After weeks of speculation that a bomb was about to drop on the Washington Redskins, the Washington Post published a piece that exposed a toxic culture. The controversy is nothing new for the football team that’s about to change its name after decades of debate. With minority owners jumping ship and Dan Snyder still in charge, people have to ask, “Who would want to buy into this team?”
The Washington Redskins’ toxic culture
The Redskins have been a source of ire in the NFL. They struggle to compete more often than not. Many view Dan Snyder as a toxic presence, which keeps the team from moving forward. Players, coaches, and other personnel have placed the brunt of the blame on the owner. Snyder reportedly talks down to players and demands to be treated as a superior.
The largest source of ire toward the team comes from its name as the Washington Post explains. Despite the team touting surveys that state most Indigenous Americans are OK with the team name, many see it as an exploitation of their culture. For years, people have asked the team to consider a name change. But Snyder and previous owners scoffed at the notion.
Furthermore, players who experience the team first hand speak about how Snyder talks down to players. They say he demands they’re treated as subordinates of himself and the organization. When Trent Williams had a cancer scare, he publicly called out the organization. The offensive tackle said the team failed to check in on him and offer any support.

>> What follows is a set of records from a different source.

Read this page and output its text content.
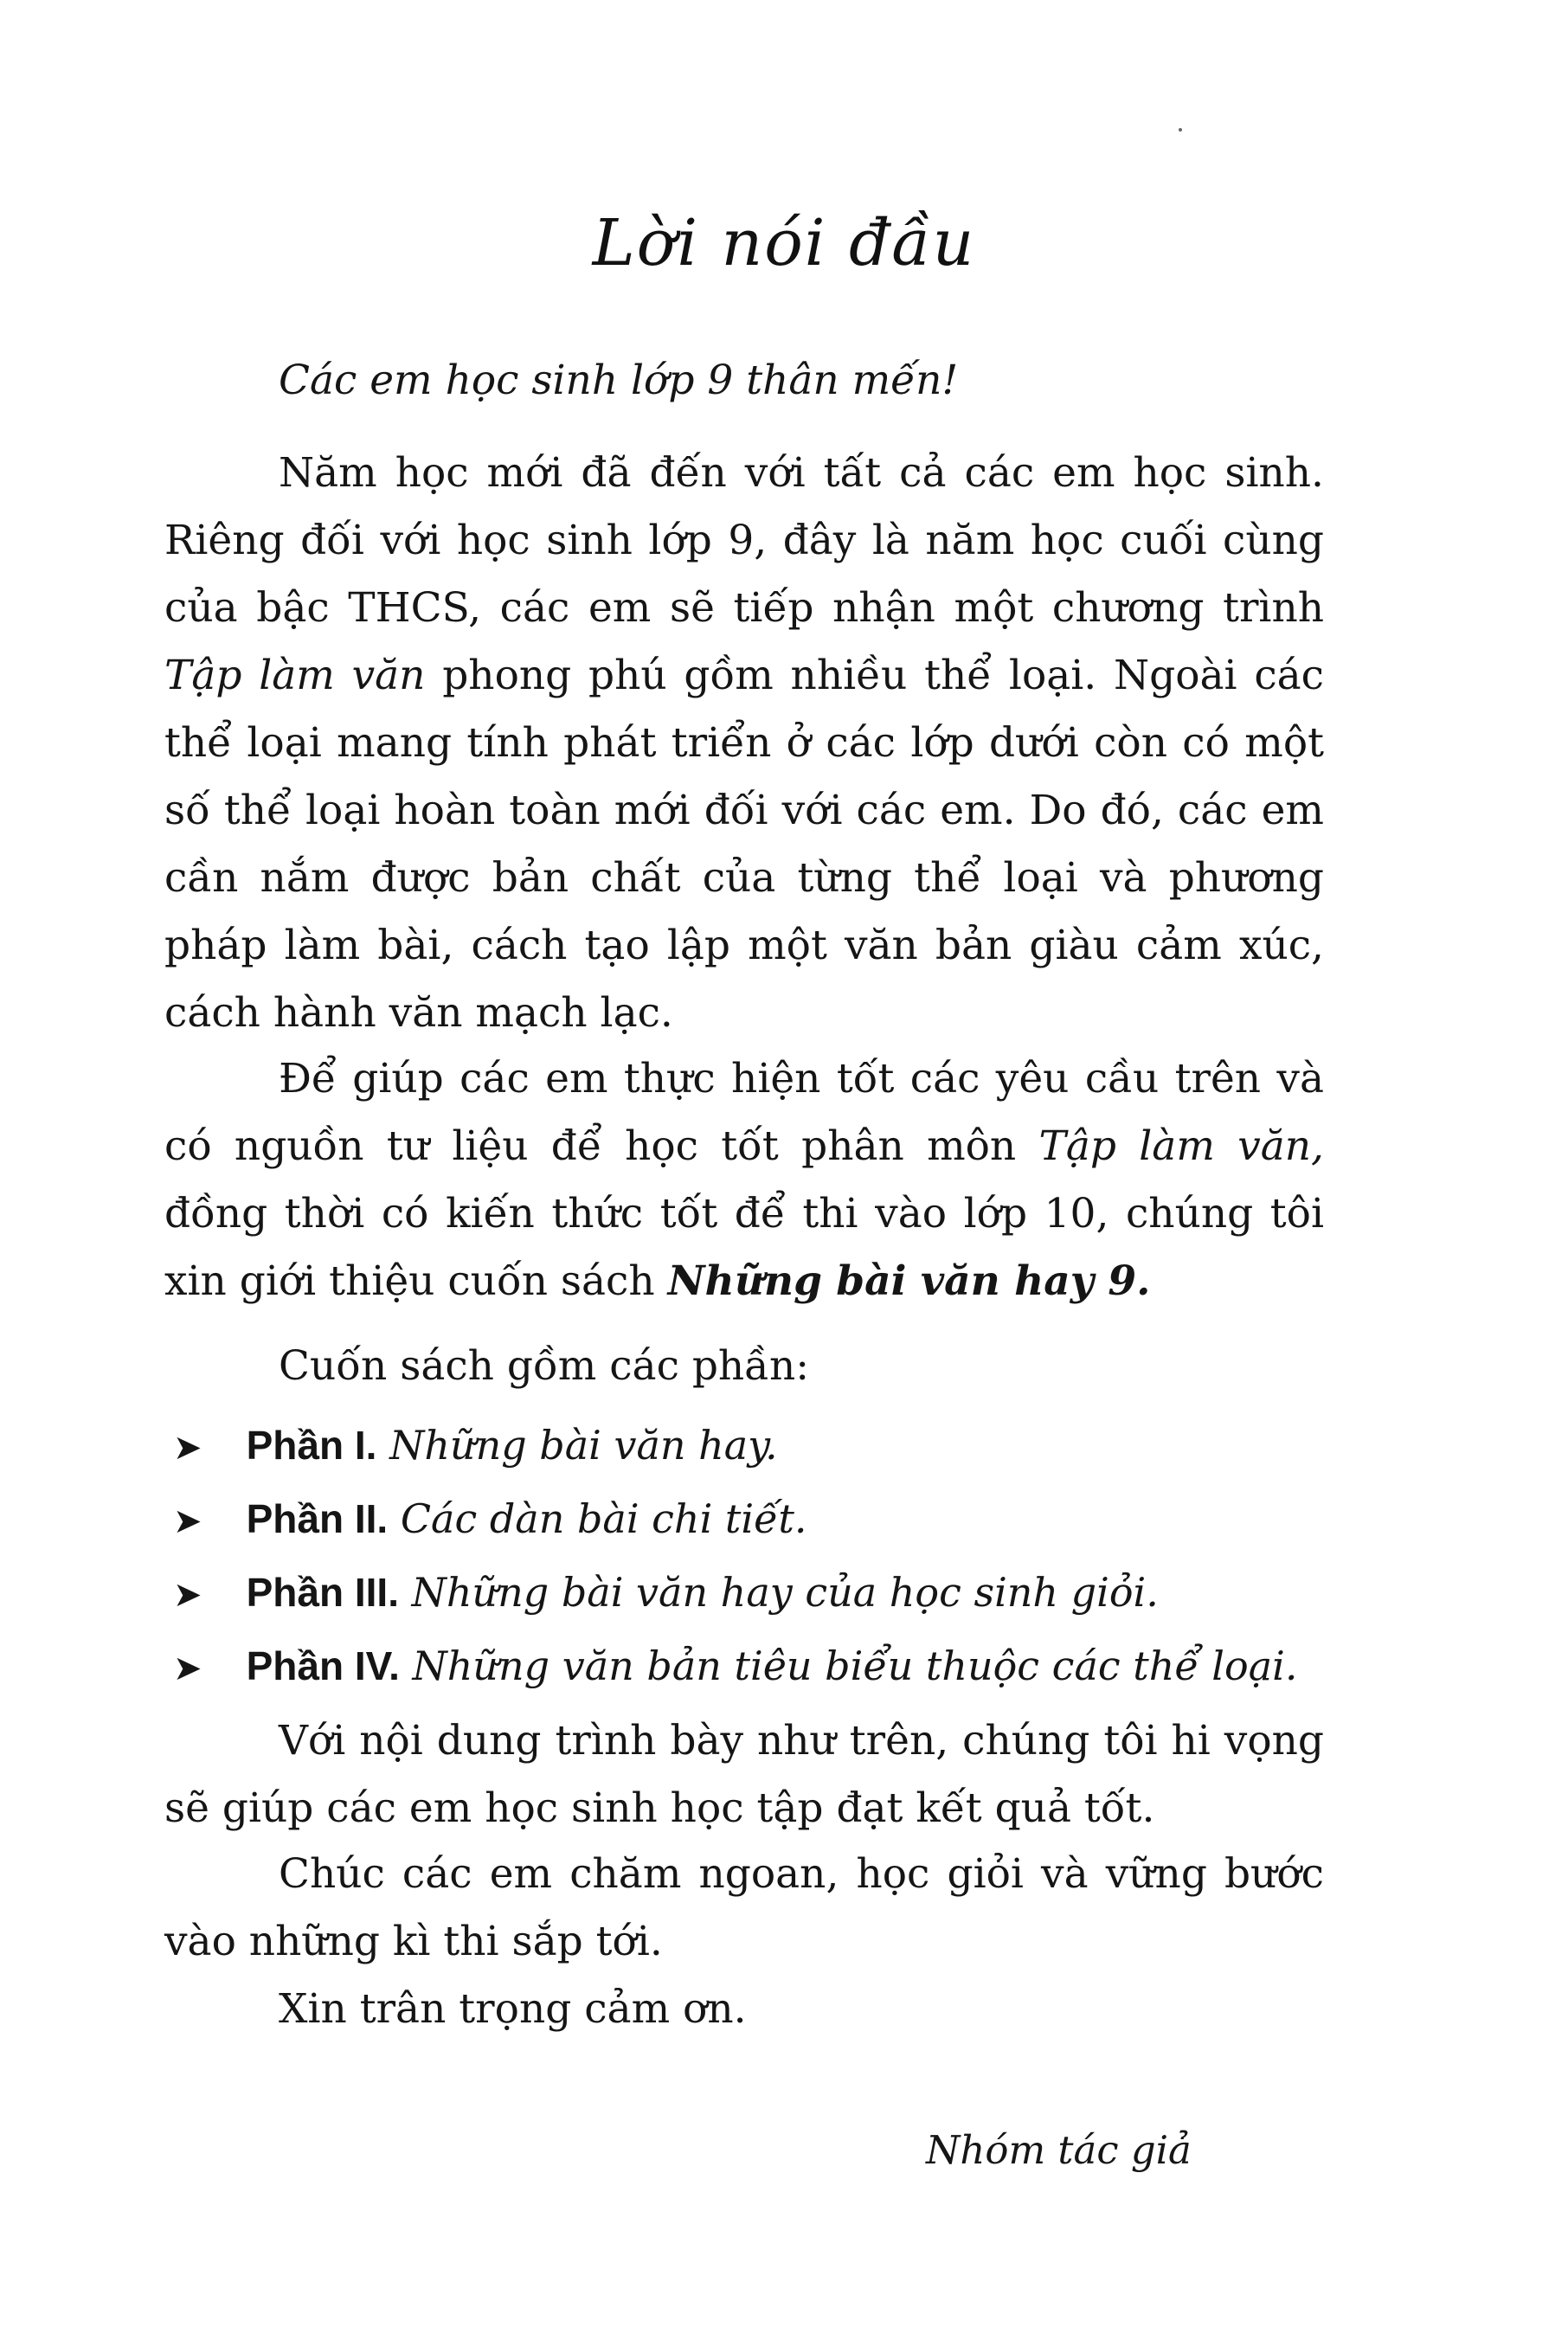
Lời nói đầu
Các em học sinh lớp 9 thân mến!

Năm học mới đã đến với tất cả các em học sinh. Riêng đối với học sinh lớp 9, đây là năm học cuối cùng của bậc THCS, các em sẽ tiếp nhận một chương trình Tập làm văn phong phú gồm nhiều thể loại. Ngoài các thể loại mang tính phát triển ở các lớp dưới còn có một số thể loại hoàn toàn mới đối với các em. Do đó, các em cần nắm được bản chất của từng thể loại và phương pháp làm bài, cách tạo lập một văn bản giàu cảm xúc, cách hành văn mạch lạc.

Để giúp các em thực hiện tốt các yêu cầu trên và có nguồn tư liệu để học tốt phân môn Tập làm văn, đồng thời có kiến thức tốt để thi vào lớp 10, chúng tôi xin giới thiệu cuốn sách Những bài văn hay 9.

Cuốn sách gồm các phần:

➤ Phần I. Những bài văn hay.
➤ Phần II. Các dàn bài chi tiết.
➤ Phần III. Những bài văn hay của học sinh giỏi.
➤ Phần IV. Những văn bản tiêu biểu thuộc các thể loại.

Với nội dung trình bày như trên, chúng tôi hi vọng sẽ giúp các em học sinh học tập đạt kết quả tốt.

Chúc các em chăm ngoan, học giỏi và vững bước vào những kì thi sắp tới.

Xin trân trọng cảm ơn.

Nhóm tác giả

This echos years of players who felt like the organization sees them as little more than money-makers. The Washington Post article was just another nail in the coffin.
The Washington Post teased a bombshell report for several days before finally dropping it. Inside, the team was exposed as a culture particularly demeaning to women. Misogyny and sports, unfortunately, are associated with each other. The Redskins are just the latest team to be exposed as a toxic workplace culture.
Female employees of the team were regularly subjected to sexual advances. They faced suggestions that they wear more revealing clothing and received disproportionate pay to other male counterparts. Amid these allegations, several team members either quit due to disgust or resigned amidst claims that they were part of the problem.
Owning a sports team is lucrative, but several Redskins minority owners gave up their shares to such a toxic organization. Replacing them could be a chore unto itself, too.
Why would anyone buy in
Snyder will need to replace the people who jumped ship. But even a small share in a multi-billion dollar team will take deep pockets as Sport Business details. With bad press surrounding the Washington football team, it’s hard to imagine that anyone would want to buy it. They could potentially become a part of an endless cycle of Snyder problems until he leaves.
Perhaps, if somebody bought in now, they could pave the way to majority ownership if Snyder ever relents and sells the team. After all, organizations often look internally for buyers before putting them out on the market. While Snyder has bred a toxic culture that makes the Redskins a pariah in NFL circles, a new owner could try to do what Steve Ballmer did in Los Angeles.
However, the Redskins’ problems are especially bad, even in NFL circles. Someone will likely come out of the woodwork and buy the shares eventually, but as long as Snyder owns the team and toxic culture remains at the forefront, it could be a risky proposition.